Wednesday 12 September 2012

Tronchey Ridge, Grandes Jorasses

After a huge amount of snow fell above 2500m last week, options for big routes were limited but Peter and I figured that if we could come up with something south facing then we might be in luck. After discussing various options we decided that the wild and remote Tronchey ridge (V, 4c, M3+, TD, 950m) on the Grandes Jorasses might fit the bill. Tom Grant did it last year and said it was great, so on his advice we drove through the tunnel and started the long slog up to the Jacchia bivouac hut. 

This hut is surely one of the most remote in the massif, and certainly one of the least visited, with people sleeping in it on average 3 or 4 nights every year. Having done the climb up to it I can see why, as it is a real grind, with virtually no path marking, some loose rock and some slabby scrambling which would be extremely difficult to descend. It's quite a strange feeling to arrive at a hut at the start of a route and feel like you're committed already! The hut is amazing though, perched high on a ridge between 2 rarely visited valleys, and with unbelievable views across to the Gran Paradiso, Valais and Zermatt areas.

All photos Peter Riley -


Me heading up to the hut. I said to Peter that it was no fun and all toil, and he likened it to "being one of them  Roman slaves - rowing a boat while some c*** whips you". I can put it no better.


View of the Tronchey from the hut



The hut as seen from the Aiguille de l'Eveque


Sunset from the hut

With the hut (unsurprisingly) to ourselves  we both slept really well and by sunrise had made good time over the Aiguille de Tronchey and were in the breche below it. The initial ground was quite loose, but nothing too bad, and it stayed that way as we passed the first and second towers on rock of varying quality. By the time we reached the spur coming down from the third tower we were moving really well, and had high hopes of being on the summit by early afternoon. However, on the first pitch of the spur Peter was rocking over onto a block when it came off, and he took a pretty decent leader fall. My belay was frankly awful (a sling optimistically put around a loose block), and he only had one small cam in, so it was quite a relief (and a surprise!) when he gingerly pulled himself back up to me (he'd fallen past the belay) and announced that he was OK. I dived out of the way when he fell so didn't see where he went, but it seems he landed on his feet, fell backwards, and the block shot past him and off into the abyss below. Lucky bugger! He wanted to "get back on the horse" and so resumed his lead, and was fine for the rest of the day except for a sore ankle, and a bruised arse. They make them tough in Sheffield.

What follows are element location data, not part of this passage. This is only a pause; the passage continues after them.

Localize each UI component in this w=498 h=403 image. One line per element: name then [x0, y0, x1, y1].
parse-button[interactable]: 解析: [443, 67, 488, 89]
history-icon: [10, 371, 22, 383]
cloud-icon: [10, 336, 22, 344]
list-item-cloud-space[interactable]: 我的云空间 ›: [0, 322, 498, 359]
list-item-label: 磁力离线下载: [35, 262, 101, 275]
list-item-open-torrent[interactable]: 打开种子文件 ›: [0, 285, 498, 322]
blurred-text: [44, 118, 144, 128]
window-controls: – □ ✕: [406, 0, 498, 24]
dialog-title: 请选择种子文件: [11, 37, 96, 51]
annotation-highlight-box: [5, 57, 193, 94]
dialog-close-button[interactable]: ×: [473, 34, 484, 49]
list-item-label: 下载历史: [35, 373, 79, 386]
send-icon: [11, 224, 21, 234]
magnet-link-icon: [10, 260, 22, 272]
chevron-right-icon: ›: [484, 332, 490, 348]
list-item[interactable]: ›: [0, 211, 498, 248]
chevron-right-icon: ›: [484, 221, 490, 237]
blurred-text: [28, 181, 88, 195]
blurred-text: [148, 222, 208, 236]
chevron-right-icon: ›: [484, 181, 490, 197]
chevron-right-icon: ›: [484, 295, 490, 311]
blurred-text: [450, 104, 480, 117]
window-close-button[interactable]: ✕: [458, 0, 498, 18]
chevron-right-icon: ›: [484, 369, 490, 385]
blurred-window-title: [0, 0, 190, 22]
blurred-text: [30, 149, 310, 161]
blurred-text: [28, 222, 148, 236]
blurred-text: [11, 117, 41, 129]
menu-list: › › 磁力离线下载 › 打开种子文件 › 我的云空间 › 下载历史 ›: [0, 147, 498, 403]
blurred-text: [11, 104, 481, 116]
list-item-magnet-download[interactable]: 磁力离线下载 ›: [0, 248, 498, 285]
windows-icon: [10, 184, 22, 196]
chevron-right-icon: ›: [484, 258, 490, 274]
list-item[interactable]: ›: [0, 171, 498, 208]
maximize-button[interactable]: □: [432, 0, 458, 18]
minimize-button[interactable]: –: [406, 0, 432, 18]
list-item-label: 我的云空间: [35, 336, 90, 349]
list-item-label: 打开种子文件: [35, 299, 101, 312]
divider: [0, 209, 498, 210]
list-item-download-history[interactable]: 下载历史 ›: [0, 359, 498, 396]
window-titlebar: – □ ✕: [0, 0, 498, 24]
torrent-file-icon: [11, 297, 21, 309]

Me on the ridge at sunrise


Looking forward to the sun reaching us!


The sun hitting the upper part of the Tronchey

The 3 pitches up to the third tower are certainly the best on the route, and then they lead into a tough traverse across the top of the Jorasses E face. Both of us led loose, snowy traverse pitches which were often more harrowing to second than to lead, and we eventually found ourselves at the bottom of a long snow couloir leading up the top part of the E face. Having faffed about for ages trying to find a way through the maze of icy slabs on the upper E face, it was great to suddenly make really good time again, and I was glad that I'd taken 2 axes as I could lead the couloir with no gear but the security of my axes, and Peter got a tight rope. Taking 2 axes seemed a bit excessive when I first thought about it, but given that we had virtually no info on the route, and no idea what conditions would be like, it seemed like a good way to ensure that we could climb just about anything, and so it proved.


Me belaying on the traverse below the third tower

Once onto the E ridge proper the rock becomes truly awful, but it's mercifully only a short distance from there to the summit. Reaching the top was amazing having seen the Jorasses so many times from all around the Massif, and to do it by such an "out there" route made it even sweeter. Neither of us had much of an idea about the descent though, so we barely paused for a photo and were on our way down.



Summit!

You can go down directly from Pointe Walker (the highest summit), but this involves traversing under the mother of all seracs, so we decided to take the option of traversing across to Pointe Whymper and descending down the Rocher de Whymper ridge. This cost us about an hour, but if a serac carves off it will cost you a lot more than just time, so we were happy to swap time for less hazard. The descent is indeed as involved and long as everyone says, but we got it done and were back at the car the next morning.


At the Boccolatte hut

Overall we felt that the climbing on the route is not great (save for a handful of pitches below the third tower) but it is an amazing adventure. The difficulty of retreat and the feeling of remoteness makes this a pretty major undertaking, but well worth the effort for the more adventurous alpinists out there.

The weather has broken in Cham now, so I've been happily sitting on the couch. Is it wrong to hope it stays this way for a few days longer?!?!